Its not just escape velocity, if we don't include imaginery number domian in speed then it implies that if v(x_{f})>v(x_{i}) then x_{f}>x_{i} which is also incorrect.
so question is, can speed be a imaginary number ? How do i give imaginary escape speed to an object?
m_{1}\frac{d^{2}}{dt^{2}}\overrightarrow{x_{1}}=\overrightarrow{F}
\Rightarrow m_{1}\frac{d^{2}}{dt^{2}}(\overrightarrow{x_{2}}-\overrightarrow{x_{0}})=\overrightarrow{F} because its assumed that \overrightarrow{x_{1}}-\overrightarrow{x_{2}}=\overrightarrow{x_{0}}
\Rightarrow-\overrightarrow{F}\frac{m_{1}}{m_{2}}+m_{1}\frac{d^{2}}{dt^{2}}\overrightarrow{x_{0}}=\overrightarrow{F} because m_{2}\frac{d^{2}}{dt^{2}}\overrightarrow{x_{2}}=-\overrightarrow{F}
\Rightarrow m_{1}\frac{d^{2}}{dt^{2}}\overrightarrow{x_{0}}=\overrightarrow{F}(1+\frac{m_{1}}{m_{2}})
\Rightarrow\left(m_{1}\frac{d^{2}}{dt^{2}}x_{0}\right)\hat{x_{0}}=\overrightarrow{F}(1+\frac{m_{1}}{m_{2}}) because its assumed that \frac{d\hat{x_{0}}}{dt}=0
\Rightarrow m_{1}\frac{d^{2}}{dt^{2}}x_{0}=F(1+\frac{m_{1}}{m_{2}}) because \overrightarrow{x_{1}}-\overrightarrow{x_{2}}=\overrightarrow{x_{0}}\Leftrightarrow\hat{x_{0}}=\hat{F}, F = Gravitational Force
\Rightarrow m_{1}\int_{x_{i}}^{x_{f}}\frac{d^{2}}{dt^{2}}x_{0}dx_{0}=(1+\frac{m_{1}}{m_{2}})\int_{x_{i}}^{x_{f}}Fdx_{0} because normally we have F as F(x_{0}).

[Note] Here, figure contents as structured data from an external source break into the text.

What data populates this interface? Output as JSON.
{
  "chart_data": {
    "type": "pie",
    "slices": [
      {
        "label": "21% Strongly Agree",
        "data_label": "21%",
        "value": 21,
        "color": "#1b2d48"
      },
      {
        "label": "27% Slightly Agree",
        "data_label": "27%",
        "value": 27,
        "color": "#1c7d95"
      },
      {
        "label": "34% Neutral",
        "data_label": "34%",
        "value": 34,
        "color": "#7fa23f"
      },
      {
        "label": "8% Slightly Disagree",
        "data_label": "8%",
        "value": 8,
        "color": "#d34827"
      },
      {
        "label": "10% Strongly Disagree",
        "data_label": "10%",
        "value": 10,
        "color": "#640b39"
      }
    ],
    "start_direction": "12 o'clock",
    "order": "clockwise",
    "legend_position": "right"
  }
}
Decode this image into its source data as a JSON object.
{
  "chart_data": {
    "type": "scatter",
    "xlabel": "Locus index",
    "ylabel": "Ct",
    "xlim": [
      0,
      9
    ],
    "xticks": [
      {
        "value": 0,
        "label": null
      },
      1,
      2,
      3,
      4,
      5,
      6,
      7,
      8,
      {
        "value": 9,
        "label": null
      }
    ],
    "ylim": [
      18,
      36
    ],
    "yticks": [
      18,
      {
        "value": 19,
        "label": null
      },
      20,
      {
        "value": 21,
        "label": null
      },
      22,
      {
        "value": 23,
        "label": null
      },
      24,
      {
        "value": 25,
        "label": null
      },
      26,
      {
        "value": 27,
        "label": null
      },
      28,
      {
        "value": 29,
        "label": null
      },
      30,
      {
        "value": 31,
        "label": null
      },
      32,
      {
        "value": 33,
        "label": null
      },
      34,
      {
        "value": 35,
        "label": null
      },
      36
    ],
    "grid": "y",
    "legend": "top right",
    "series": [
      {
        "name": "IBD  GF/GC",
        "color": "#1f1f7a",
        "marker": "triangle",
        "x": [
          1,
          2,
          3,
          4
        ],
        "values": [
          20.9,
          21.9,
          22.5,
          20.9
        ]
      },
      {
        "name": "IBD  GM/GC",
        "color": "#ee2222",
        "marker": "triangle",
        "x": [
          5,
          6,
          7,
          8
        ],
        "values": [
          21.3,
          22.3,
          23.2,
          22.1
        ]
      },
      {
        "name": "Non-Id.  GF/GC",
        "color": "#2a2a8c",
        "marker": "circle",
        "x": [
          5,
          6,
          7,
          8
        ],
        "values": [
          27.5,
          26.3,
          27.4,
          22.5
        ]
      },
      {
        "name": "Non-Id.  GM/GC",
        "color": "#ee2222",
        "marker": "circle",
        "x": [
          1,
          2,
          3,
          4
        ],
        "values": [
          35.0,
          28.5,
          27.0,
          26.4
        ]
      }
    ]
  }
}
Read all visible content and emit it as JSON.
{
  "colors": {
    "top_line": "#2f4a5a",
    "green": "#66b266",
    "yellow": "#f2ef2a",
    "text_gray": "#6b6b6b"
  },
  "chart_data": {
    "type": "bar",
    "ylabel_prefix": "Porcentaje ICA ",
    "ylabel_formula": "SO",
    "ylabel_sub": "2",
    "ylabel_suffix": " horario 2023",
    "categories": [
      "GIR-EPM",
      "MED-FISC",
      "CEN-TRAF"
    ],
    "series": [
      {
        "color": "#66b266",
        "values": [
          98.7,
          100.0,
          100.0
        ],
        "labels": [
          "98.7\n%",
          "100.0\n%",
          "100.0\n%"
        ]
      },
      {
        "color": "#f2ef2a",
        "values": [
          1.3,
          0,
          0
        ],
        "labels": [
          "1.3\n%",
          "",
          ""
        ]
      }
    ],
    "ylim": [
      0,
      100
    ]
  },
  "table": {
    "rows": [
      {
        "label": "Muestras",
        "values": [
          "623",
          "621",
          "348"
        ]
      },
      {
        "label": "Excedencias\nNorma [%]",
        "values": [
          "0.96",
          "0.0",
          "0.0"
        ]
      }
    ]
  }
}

\Rightarrow\left.\frac{1}{2}m_{1}v^{2}\right|_{v=v_{i}}^{v=v_{f}}=(1+\frac{m_{1}}{m_{2}})\int_{x_{i}}^{x_{f}}Fdx_{0} because \overrightarrow{v_{0}}=\overrightarrow{v},\left|\overrightarrow{v_{0}}\right|^{2}=(\frac{dx_{0}}{dt})^{2}
in Earth and an object case, let m_{1}=m, m_{2}=m_{e},x_{i}=x_{e} and F=G\frac{mm_{e}}{x_{0}^{2}}.
\Rightarrow\left.\frac{1}{2}mv^{2}\right|_{v=v_{i}}^{v=v_{f}}=\left.-G\frac{m(m+m_{e})}{x_{0}}\right|_{x_{0}=x_{i}}^{x_{0}=x_{f}}
Escape Velocity = v_{i} when v_{f}=0 and x_{f}\rightarrow\infty.
\Rightarrow-\frac{1}{2}mv_{i}^{2}=G\frac{m(m+m_{e})}{x_{e}}
\Rightarrow\frac{1}{2}mv_{i}^{2}=-G\frac{m(m+m_{e})}{x_{e}}
\Rightarrow v_{initial}=i\left(G\frac{m+m_{e}}{x_{e}}\right)^{\frac{1}{2}}
\RightarrowI don't understand how much speed is this.
Its not just escape velocity, if we don't include imaginery number domian in speed then it implies that if v(x_{f})>v(x_{i}) then x_{f}>x_{i} which is also incorrect.
so question is, can speed be a imaginary number ? How do i give imaginary escape speed to an object?